Where should we be working on follow-up experiments?

It feels like people are happy with main branch at llvm/llvm-project!

  • Chris: only concern is about research — carving massive tracks through Clang wouldn’t be great
  • If we use same usual standard, should be okay; just watch out for intrusive stuff

Plan:

  • Prepare incremental patches for experiments (with RFCs where appropriate (e.g., for design questions)).
    • Most of these will add experimental options in existing tools (LLVM/Clang/LLD) using utilities in LLVMCAS.
    • We can decide on a case-by-case basis with relevant reviewers whether to configure out command-line options, or to allow hidden flags like -Xclang -fexperimental-raw-token-caching, or to add more visible flags.
  • Use an incubator project for any experiment that isn’t tightly coupled to existing tools.
    • E.g., an incubator seems like a great fit for a generic toolchain protocol for task discovery.
    • Chris: e.g., full distributed compute backend talking to services

Start with SHA1? Or join LLD and use BLAKE3 from the start?

How soon is LLD planning to use switch to BLAKE3? Happy to switch to that as soon as LLD does!

  • Reid: no plan to work on it; hashing type records doesn’t actually affect compile time
  • This seems like a use case though
  • One reason it wasn’t prioritized, was licence / copyright / etc.
  • Duncan: current licence is public domain and Apache2
  • Clean slate implementation would be easier
    • They may be willing to add Apache 2 with LLVM exception
  • Reid: they have a simple reference implementation
    • And completely family of vector implementations
    • Could just take the simple one?
  • Create a Phabricator review with reference implementation; ping Chris
3 Likes

Thank you again for driving this discussion Duncan and also for capturing the notes!

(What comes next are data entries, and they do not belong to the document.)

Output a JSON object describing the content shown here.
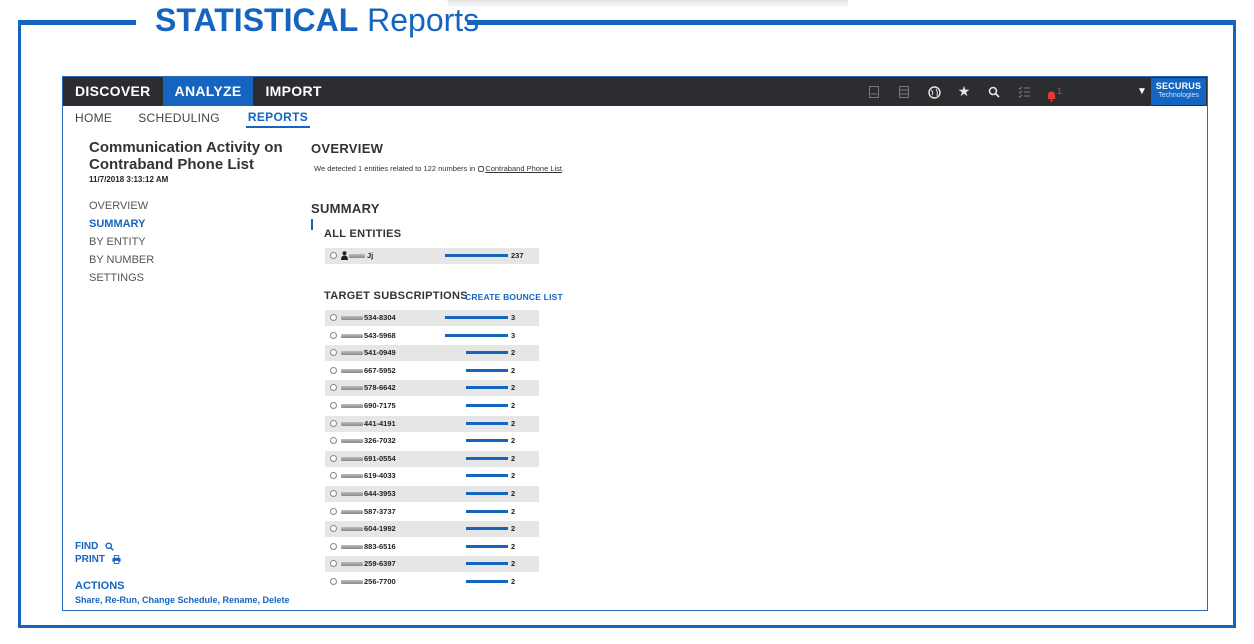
{
  "banner": {
    "title_bold": "STATISTICAL",
    "title_rest": " Reports"
  },
  "topnav": {
    "tabs": [
      {
        "label": "DISCOVER",
        "active": false
      },
      {
        "label": "ANALYZE",
        "active": true
      },
      {
        "label": "IMPORT",
        "active": false
      }
    ],
    "icons": [
      "document-icon",
      "spreadsheet-icon",
      "globe-icon",
      "star-icon",
      "search-icon",
      "checklist-icon",
      "bell-icon"
    ],
    "notification_count": "1",
    "brand_name": "SECURUS",
    "brand_sub": "Technologies"
  },
  "subnav": {
    "tabs": [
      {
        "label": "HOME",
        "active": false
      },
      {
        "label": "SCHEDULING",
        "active": false
      },
      {
        "label": "REPORTS",
        "active": true
      }
    ]
  },
  "report": {
    "title": "Communication Activity on Contraband Phone List",
    "date": "11/7/2018 3:13:12 AM",
    "nav": [
      {
        "label": "OVERVIEW",
        "active": false
      },
      {
        "label": "SUMMARY",
        "active": true
      },
      {
        "label": "BY ENTITY",
        "active": false
      },
      {
        "label": "BY NUMBER",
        "active": false
      },
      {
        "label": "SETTINGS",
        "active": false
      }
    ],
    "find_label": "FIND",
    "print_label": "PRINT",
    "actions_title": "ACTIONS",
    "actions_links": "Share, Re-Run, Change Schedule, Rename, Delete"
  },
  "overview": {
    "heading": "OVERVIEW",
    "text_before": "We detected 1 entities related to 122 numbers in ",
    "list_link": "Contraband Phone List",
    "text_after": "."
  },
  "summary": {
    "heading": "SUMMARY",
    "all_entities_heading": "ALL ENTITIES",
    "entities": [
      {
        "label": "Jj",
        "value": 237
      }
    ],
    "target_heading": "TARGET SUBSCRIPTIONS",
    "create_bounce_label": "CREATE BOUNCE LIST",
    "subscriptions": [
      {
        "label": "534-8304",
        "value": 3
      },
      {
        "label": "543-5968",
        "value": 3
      },
      {
        "label": "541-0949",
        "value": 2
      },
      {
        "label": "667-5952",
        "value": 2
      },
      {
        "label": "578-6642",
        "value": 2
      },
      {
        "label": "690-7175",
        "value": 2
      },
      {
        "label": "441-4191",
        "value": 2
      },
      {
        "label": "326-7032",
        "value": 2
      },
      {
        "label": "691-0554",
        "value": 2
      },
      {
        "label": "619-4033",
        "value": 2
      },
      {
        "label": "644-3953",
        "value": 2
      },
      {
        "label": "587-3737",
        "value": 2
      },
      {
        "label": "604-1992",
        "value": 2
      },
      {
        "label": "883-6516",
        "value": 2
      },
      {
        "label": "259-6397",
        "value": 2
      },
      {
        "label": "256-7700",
        "value": 2
      }
    ]
  },
  "colors": {
    "accent": "#1565c0",
    "nav_bg": "#2b2d30",
    "row_shade": "#e6e6e6",
    "alert": "#e53935"
  }
}
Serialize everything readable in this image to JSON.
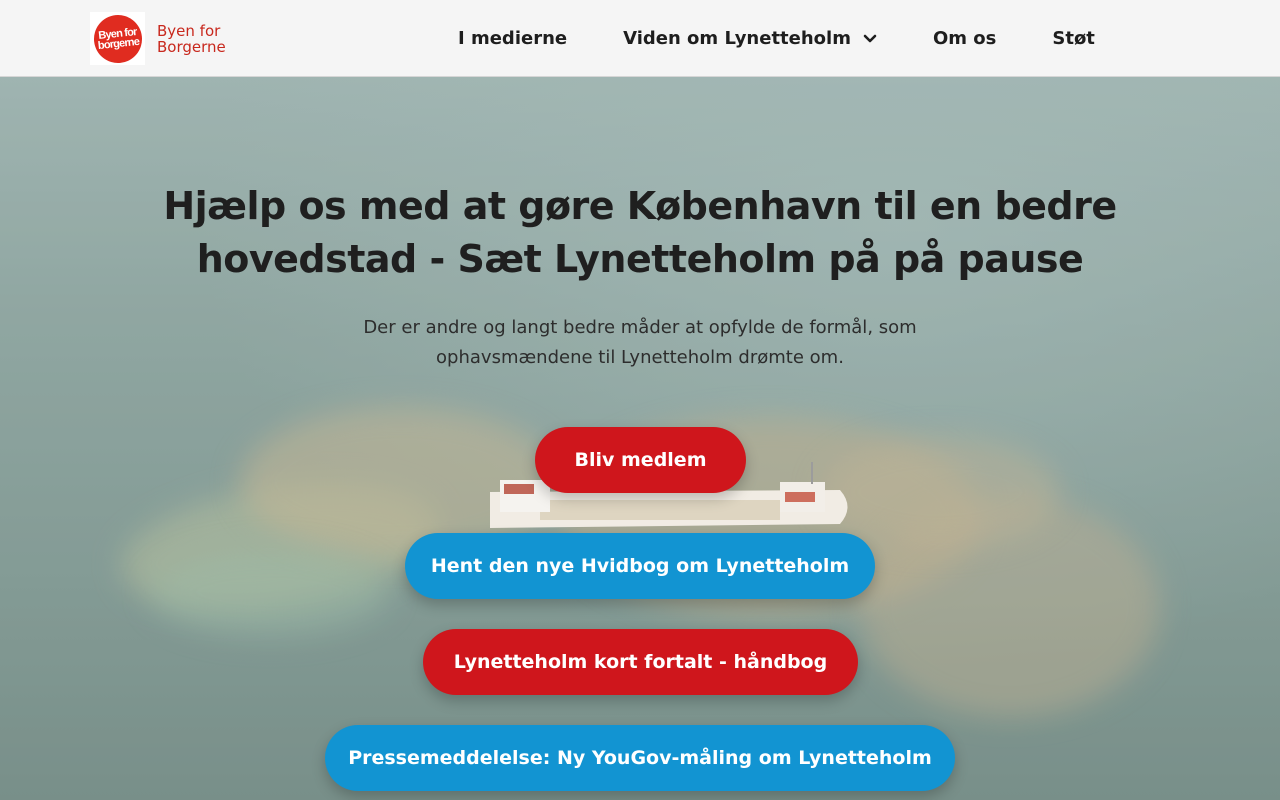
{
  "header": {
    "logo_mark_line1": "Byen for",
    "logo_mark_line2": "borgerne",
    "logo_text_line1": "Byen for",
    "logo_text_line2": "Borgerne",
    "nav": [
      {
        "label": "I medierne"
      },
      {
        "label": "Viden om Lynetteholm",
        "icon": "chevron-down-icon"
      },
      {
        "label": "Om os"
      },
      {
        "label": "Støt"
      }
    ]
  },
  "hero": {
    "title": "Hjælp os med at gøre København til en bedre hovedstad - Sæt Lynetteholm på på pause",
    "subtitle": "Der er andre og langt bedre måder at opfylde de formål, som ophavsmændene til Lynetteholm drømte om.",
    "buttons": [
      {
        "label": "Bliv medlem",
        "color": "#cf161c"
      },
      {
        "label": "Hent den nye Hvidbog om Lynetteholm",
        "color": "#1294d2"
      },
      {
        "label": "Lynetteholm kort fortalt - håndbog",
        "color": "#cf161c"
      },
      {
        "label": "Pressemeddelelse: Ny YouGov-måling om Lynetteholm",
        "color": "#1294d2"
      }
    ]
  },
  "colors": {
    "brand_red": "#cf161c",
    "brand_blue": "#1294d2",
    "logo_red": "#e02c20"
  }
}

Is this something that’s part of LLVMCAS or something that prepo would need to add itself?

I should add that prepo’s pstore back-end uses memory mapping and works on both POSIX and Windows today. If there’s anything in there we can share, I may be able save you some work! I didn’t find it easy to deal with the differences between Windows and POSIX VM.

(Apologies for missing the call: my viasat internet has been out for over a week.)